Lifestyle

The Princeton Mom Still Thinks You Need To Find A Man To Marry In College (Video)

by Katie Gonzalez
Stocksy

Author Susan Patton, also known as the "Princeton Mom," has been touting some pretty f*cked up ideas as of late, with her opinion pieces in The Daily Princetonian and The Wall Street Journal about how women should be in college to find their future husbands (I guess the whole getting-an-education thing is just a pesky sideshow, right?).

And for some reason, the media keeps entertaining her with column space and airtime. In a segment with MSNBC's "Morning Joe,"  Patton was at it again, advising young, smart women to get married ASAP because obviously finding a hubby is like the most important thing ever.

Patton was on the show to publicize her new book, "Marry Smart: Advice for Finding the One," which we can only assume will be filled with as much poor and elitist, "Stepford Wives"-aggrandizing information as her previously published pieces.

The bottom line (for those of you who don't want to trudge through the sh*t this how-to is undoubtedly spewing): 75 percent of a woman's time in college should be placed on "planning her personal happiness." For Patton, this totally translates into finding a man.

Apparently "work can wait" and the time to have children shouldn't be missed or compromised by, um, I don't know, professional development and personal goals outside of family building.

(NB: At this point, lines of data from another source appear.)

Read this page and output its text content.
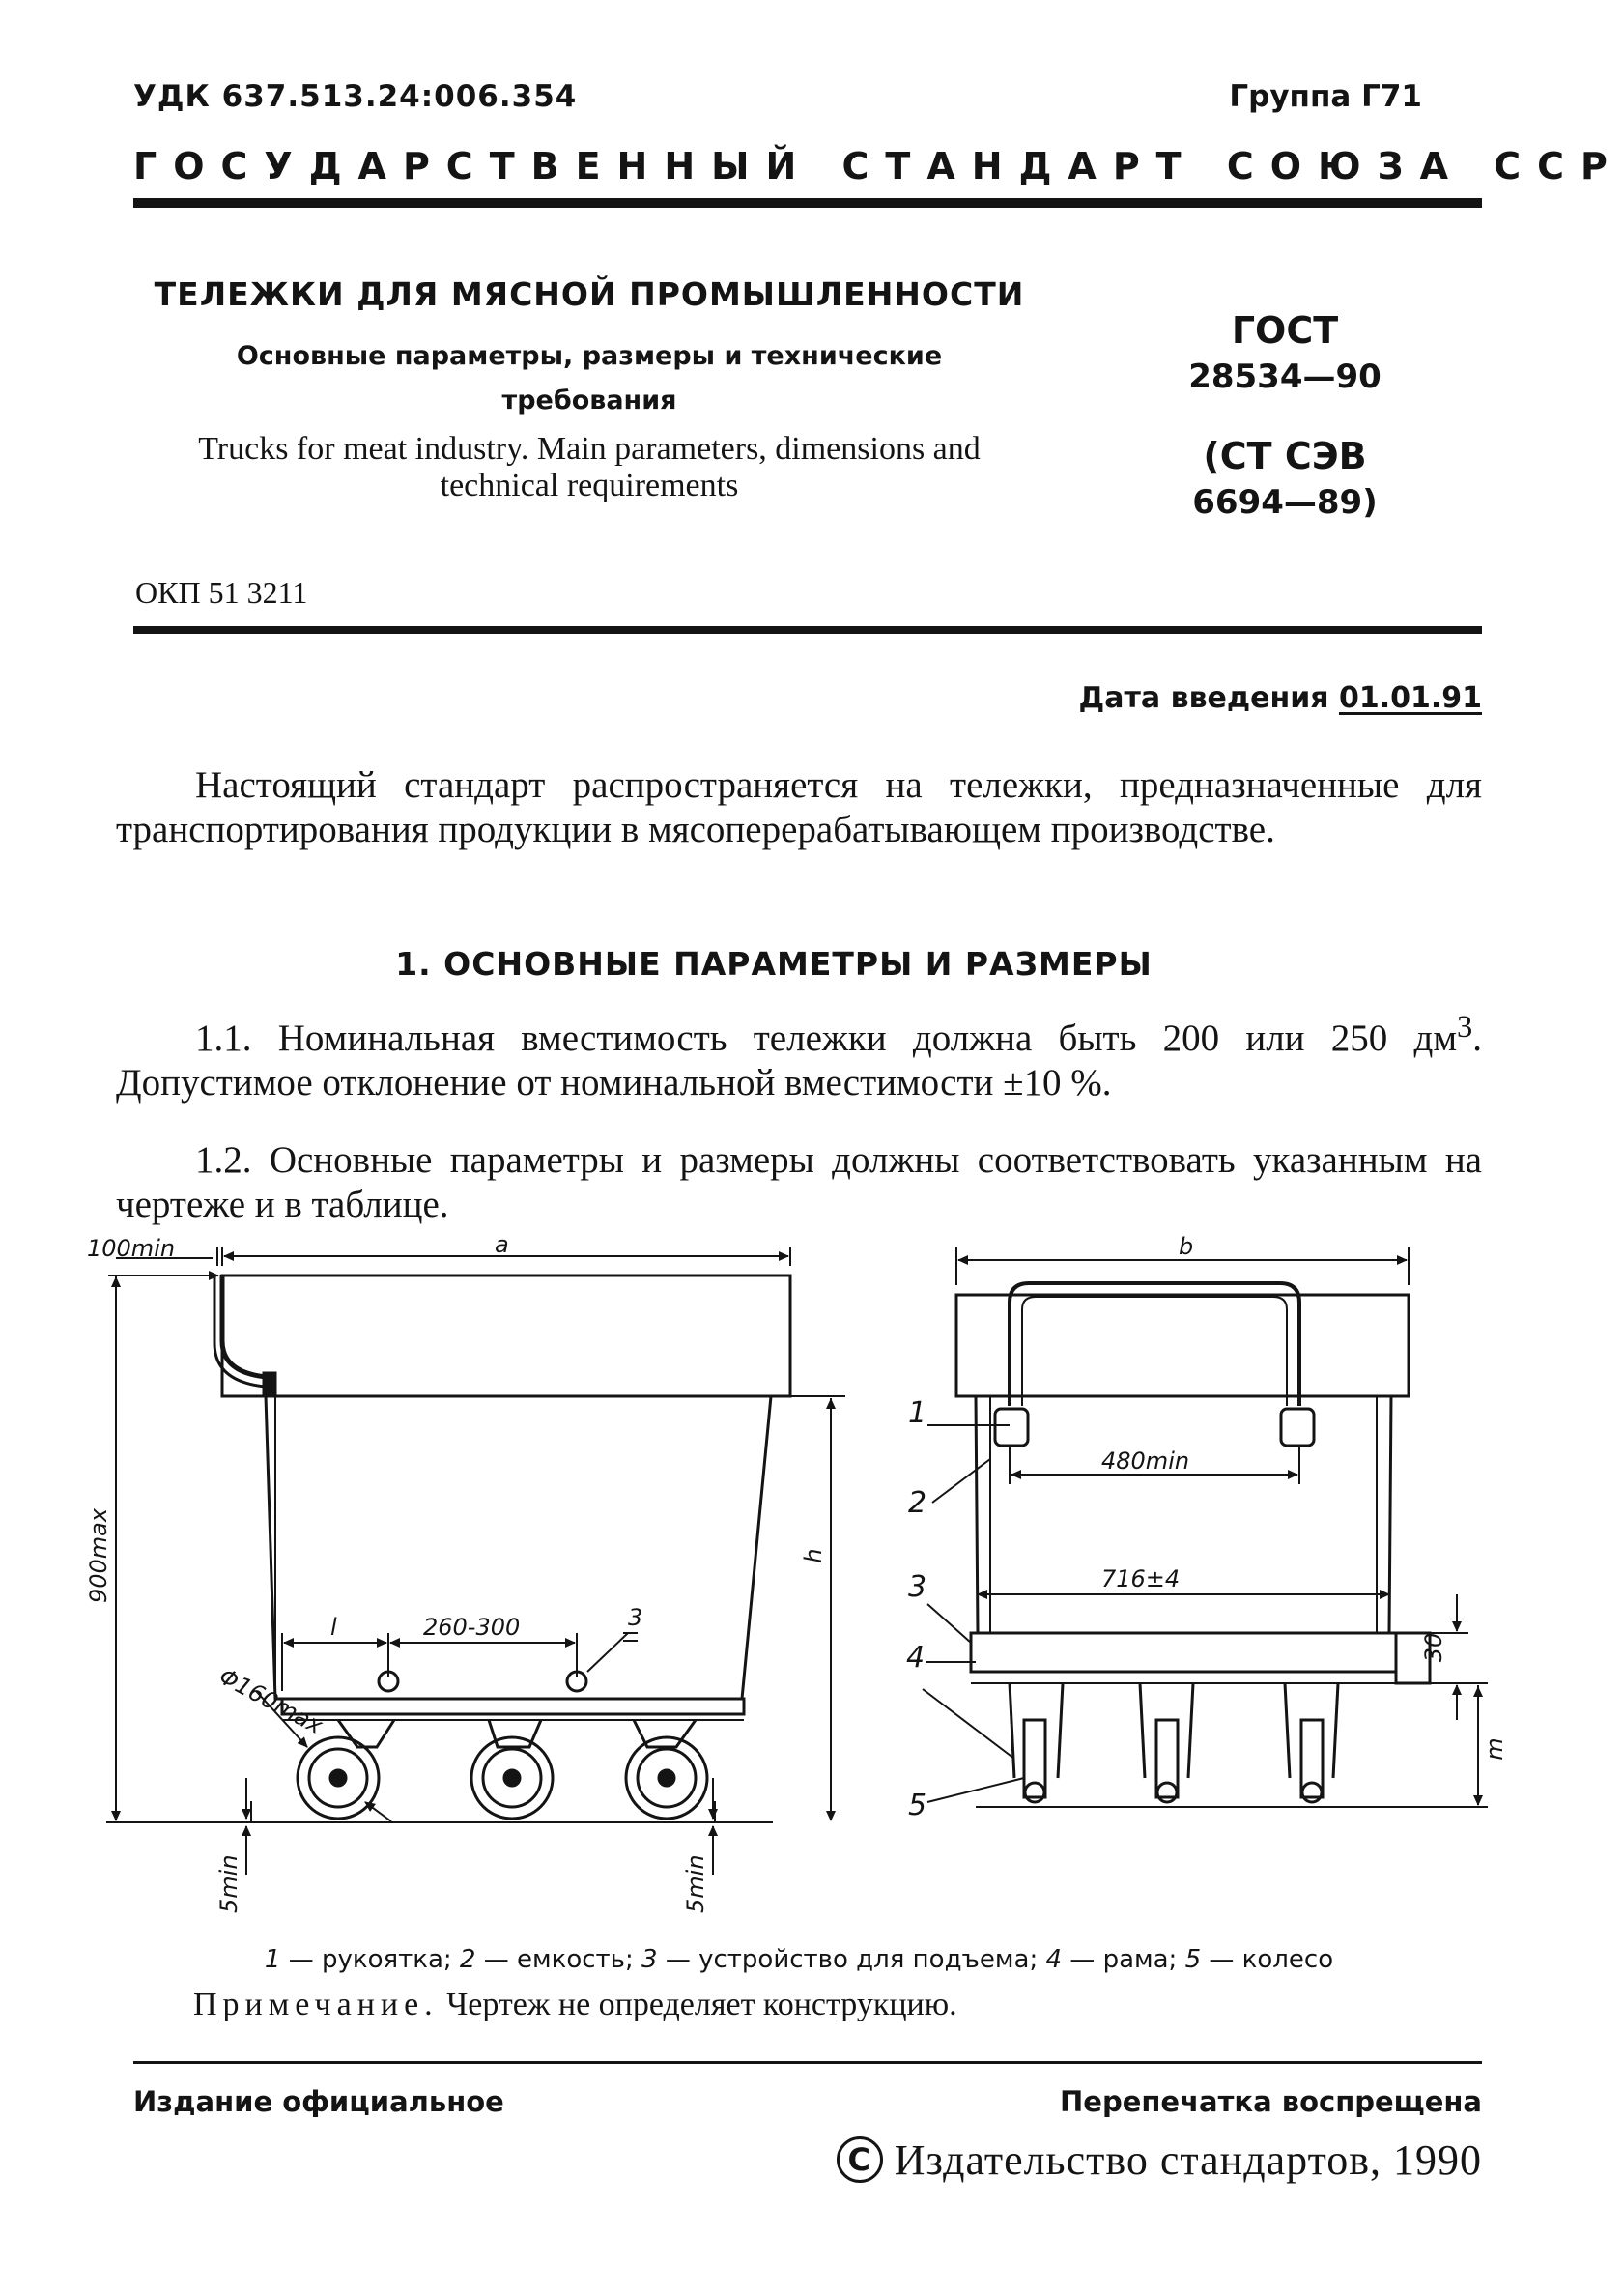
УДК 637.513.24:006.354	Группа Г71
ГОСУДАРСТВЕННЫЙ СТАНДАРТ СОЮЗА ССР
ТЕЛЕЖКИ ДЛЯ МЯСНОЙ ПРОМЫШЛЕННОСТИ
Основные параметры, размеры и технические требования
Trucks for meat industry. Main parameters, dimensions and technical requirements
ГОСТ
28534—90
(СТ СЭВ
6694—89)
ОКП 51 3211
Дата введения 01.01.91
Настоящий стандарт распространяется на тележки, предназначенные для транспортирования продукции в мясоперерабатывающем производстве.
1. ОСНОВНЫЕ ПАРАМЕТРЫ И РАЗМЕРЫ
1.1. Номинальная вместимость тележки должна быть 200 или 250 $дм^3$. Допустимое отклонение от номинальной вместимости ±10 %.
1.2. Основные параметры и размеры должны соответствовать указанным на чертеже и в таблице.
100min	a
900max	h
l	260-300
Φ160max
5min	5min
3
b
480min
716±4
30
m
1
2
3
4
5
1 — рукоятка; 2 — емкость; 3 — устройство для подъема; 4 — рама; 5 — колесо
Примечание. Чертеж не определяет конструкцию.
Издание официальное	Перепечатка воспрещена
C Издательство стандартов, 1990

And in a freaky turn of events that makes you wonder if this whole segment's bias was planned down to a T, host Mika and another one of the show's female workers agree — asserting that working hard to have career success might have caused them to miss the boat on the "best pool of options" as far as guys go.

Another one of the show's workers, however, was still able to claim that she eventually wanted to have a family, but there were other considerations she valued more in college:

"My parents put me through four years of really expensive college to be able to have a future, not have a husband."

I understand the importance of finding a partner who is supportive and encouraging. And Patton does precede her (outdated) opinions by saying that her advice is targeted towards women who want to have "traditional" families.

But the emphasis on putting the majority of a woman's efforts — 75 percent — on finding this guy before even the age of 23 (when most of us graduated) is totally ridiculous, whether you want to be married with children in the future or not.

Patton's main point is that career-oriented women looking to settle down in their mid-30s after being secure in their jobs for some time won't be able to compete with younger women who, for some reason, she believes are more attractive to men by mere virtue of their age.

But I'm thinking my fellow career-oriented women would agree that those men — the ones solely looking for a hot young thing as opposed to an educated and successful professional — are not the ones we'd be looking to enter into holy matrimony with, anyway. The Pattons of the world can have them.

While a good guy or girl in one's life might be a nice piece to the puzzle that is achieving overall happiness and personal success and whatnot, whatever happened to learning to love yourself first?

Ladies should focus on being the best version of themselves, and that means going to school for school, having a slew of different (and crazy, and bad, and happy, and weird) experiences, and being able to be alone before entirely settling down and planning that picket white fence, if that's even your thing.

Patton advocates for a plan, and I get its appeal. Nobody wants to look back with regrets because you definitely can't live your life in reverse.

But at the same time, there's a lot that's unexpected about life that can incidentally open a person up to a bunch of new options that might actually lead to even better opportunities. And these things certainly don't have to impinge upon SOs.

So instead of following Patton's shortsighted advice, maybe we should just slow down and make the decisions for ourselves as they come.